We sat in the dark for a long time. “Cliff?” I said. “Put the radio back on. Low.”
“Okay. But I want to know something first.”
“What?”
“That guy Sim is gone. And Taylor’s working all night.”
“Yeah?”
“Will you sleep with me tonight? I mean the whole night.”
“Yes.”
“Good, that’s what I want,” he said. “And call your aunt Ivy.”
“What?”
“She called you before. But you wouldn’t open up.”
I shook my head. “That can wait. I know what she wants: When will I be coming home?”
Cliff was so sweet, and apparently knew exactly what he was doing. We made love all night. He didn’t rock me to my foundation the way Sim had, but we made a good fit. Instead of hollering and sexy talk, we soothed each other.
While we rested in each other’s arms, he made a lot of promises and asked a lot of questions. I felt like there was almost nothing I couldn’t tell him. He got the Book of Cassandra in installments; I’d talk, we’d make love again; talk, do it again.
“I used to be so jealous of you and Wilt,” he confessed.
“Really?”
“Yes. I know it went against everything we were all supposed to be like. But I couldn’t help it.”
“But Wilton was never in love with me. You knew that.”
“Yeah. Maybe. But you had something with each other that you didn’t have with anybody else in the commune.”
“Because we’re both—were both—black, Cliff. That’s not hard to understand, is it?”
“I guess not. But I still hated it. I hate everything about being black or white that keeps us in these boxes, separate and ignorant. It’s poison, the race thing. If we don’t find a way to get over it, it’s gonna kill everybody.”
“Amen to that,” I said.
“We’re going to take one step toward solving the whole thing,” he said.
“What step?”
“Kids. You know. Children. Medium brown.”
“Cliff,” I said in wonderment, “it takes you a while to make a move, but when you do, you don’t play.”
“Who was the Bible guy you and Wilt used to talk about?”
“Bible guy?”
“Yeah. All you had to do was mention it, and the two of you would go apeshit laughing.”
“Oh, him. The Read Your Bible guy. He was a nut who used to preach at the el stop at 63rd and South Park. ‘Read your Bible. Ask the Lord for the understanding. And he will give it to you.’ It was all he ever said. He was around when I was ten, and he’s there to this day. Wilt used to see him, too. The guy must be a hundred years old by now, and the last time I got off the el at that stop, he was still there.”
“I want some secrets with you, too,” he said. “I want to have some things we can laugh about someday.”
“Maybe we will, someday. We sure have enough to cry about, don’t we?”
When I awoke at five in the morning, I was so foggy I could barely find the floor with my feet. I had smoked an awful lot of grass. And now I was ravenous.
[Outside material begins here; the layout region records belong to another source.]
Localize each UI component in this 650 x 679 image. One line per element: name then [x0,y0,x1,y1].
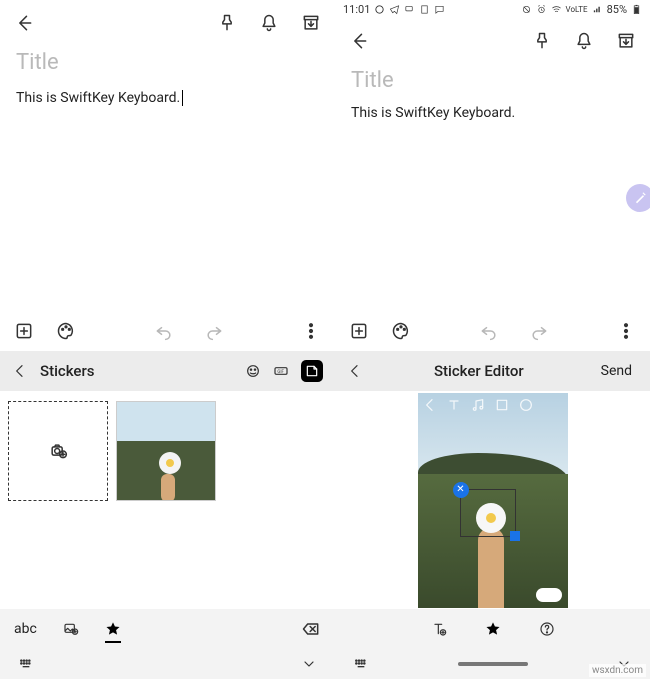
note-area: Title This is SwiftKey Keyboard. [335,64,650,121]
body-text: This is SwiftKey Keyboard. [16,90,180,106]
keyboard-header: Sticker Editor Send [335,351,650,391]
nav-bar [0,649,335,679]
redo-icon[interactable] [529,321,549,341]
telegram-icon [389,4,400,15]
dnd-icon [521,4,532,15]
bell-icon[interactable] [259,13,279,33]
add-sticker-button[interactable] [8,401,108,501]
note-toolbar [335,311,650,351]
screenshot-left: Title This is SwiftKey Keyboard. Sticker… [0,0,335,679]
bell-icon[interactable] [574,31,594,51]
kb-back-icon[interactable] [347,363,363,379]
status-time: 11:01 [343,3,370,16]
text-add-icon[interactable] [431,621,447,637]
chat-icon [404,4,415,15]
palette-icon[interactable] [391,321,411,341]
archive-icon[interactable] [616,31,636,51]
watermark: wsxdn.com [589,664,646,677]
app-header [335,18,650,64]
magic-compose-fab[interactable] [626,184,650,212]
keyboard-header: Stickers GIF [0,351,335,391]
gesture-pill[interactable] [458,662,528,666]
crop-selection[interactable]: ✕ [460,489,516,537]
title-field[interactable]: Title [351,68,634,93]
keyboard-toggle-icon[interactable] [18,656,34,672]
back-icon[interactable] [14,13,34,33]
volte-icon: VoLTE [566,5,588,14]
crop-remove-icon[interactable]: ✕ [453,482,469,498]
star-icon[interactable] [105,621,121,637]
collapse-icon[interactable] [301,656,317,672]
app-header [0,0,335,46]
crop-resize-handle[interactable] [510,531,520,541]
editor-zoom-pill[interactable] [536,588,562,602]
status-bar: 11:01 VoLTE 85% [335,0,650,18]
image-add-icon[interactable] [63,621,79,637]
stickers-grid [0,391,335,609]
more-icon[interactable] [616,321,636,341]
undo-icon[interactable] [154,321,174,341]
sticker-thumbnail[interactable] [116,401,216,501]
alarm-icon [536,4,547,15]
undo-icon[interactable] [479,321,499,341]
palette-icon[interactable] [56,321,76,341]
keyboard-bottom-row [335,609,650,649]
crop-tool-icon [422,397,438,413]
shape-tool-icon [494,397,510,413]
send-button[interactable]: Send [595,359,638,383]
screenshot-right: 11:01 VoLTE 85% Title This is Swi [335,0,650,679]
whatsapp-icon [374,4,385,15]
signal-icon [592,4,603,15]
wifi-icon [551,4,562,15]
note-toolbar [0,311,335,351]
text-cursor [182,90,183,106]
kb-back-icon[interactable] [12,363,28,379]
keyboard-bottom-row: abc [0,609,335,649]
pin-icon[interactable] [217,13,237,33]
redo-icon[interactable] [204,321,224,341]
help-icon[interactable] [539,621,555,637]
backspace-icon[interactable] [301,619,321,639]
music-tool-icon [470,397,486,413]
undo-redo-group [154,321,224,341]
back-icon[interactable] [349,31,369,51]
svg-text:GIF: GIF [277,370,284,375]
body-field[interactable]: This is SwiftKey Keyboard. [351,105,634,121]
battery-icon [631,4,642,15]
keyboard-toggle-icon[interactable] [353,656,369,672]
body-field[interactable]: This is SwiftKey Keyboard. [16,87,319,106]
emoji-icon[interactable] [245,363,261,379]
sd-icon [419,4,430,15]
add-box-icon[interactable] [349,321,369,341]
star-icon[interactable] [485,621,501,637]
editor-annotation-bar[interactable] [422,397,564,413]
pin-icon[interactable] [532,31,552,51]
more-icon[interactable] [301,321,321,341]
kb-header-title: Sticker Editor [434,362,524,380]
undo-redo-group [479,321,549,341]
sticker-editor-canvas[interactable]: ✕ [335,391,650,609]
abc-button[interactable]: abc [14,621,37,637]
note-area: Title This is SwiftKey Keyboard. [0,46,335,106]
gif-icon[interactable]: GIF [273,363,289,379]
kb-header-title: Stickers [40,362,94,380]
text-tool-icon [446,397,462,413]
emoji-tool-icon [518,397,534,413]
title-field[interactable]: Title [16,50,319,75]
add-box-icon[interactable] [14,321,34,341]
editor-photo: ✕ [418,393,568,608]
archive-icon[interactable] [301,13,321,33]
sticker-tab-icon[interactable] [301,360,323,382]
message-icon [434,4,445,15]
battery-text: 85% [607,3,627,16]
The linoleum floor icy cold under my bare feet, I dug around in the fridge until I found a yogurt, carried it into the front room. Sunrise. I remembered the morning I’d watched the sun come up at the Wisconsin farmhouse. We were having such a great weekend. Why had I felt so funny as I stood alone in the attic? Then I remembered. It had something to do with Wilton. But then, everything did. Let go, Cliff had said. Jesus God, when would I be ready to let go of Wilt?
That weekend, he had been morose one minute and then hyper the next; angry, then calm, then jubilant. Somehow, I didn’t think it was the drugs.
I’d never seen him dance so much. He and Clea were putting on a real show, teaching the others how to do the old dance step called the roach.
“What’s got into you?” I said. “I thought you said all you wanted to do up here was sleep and eat gingerbread.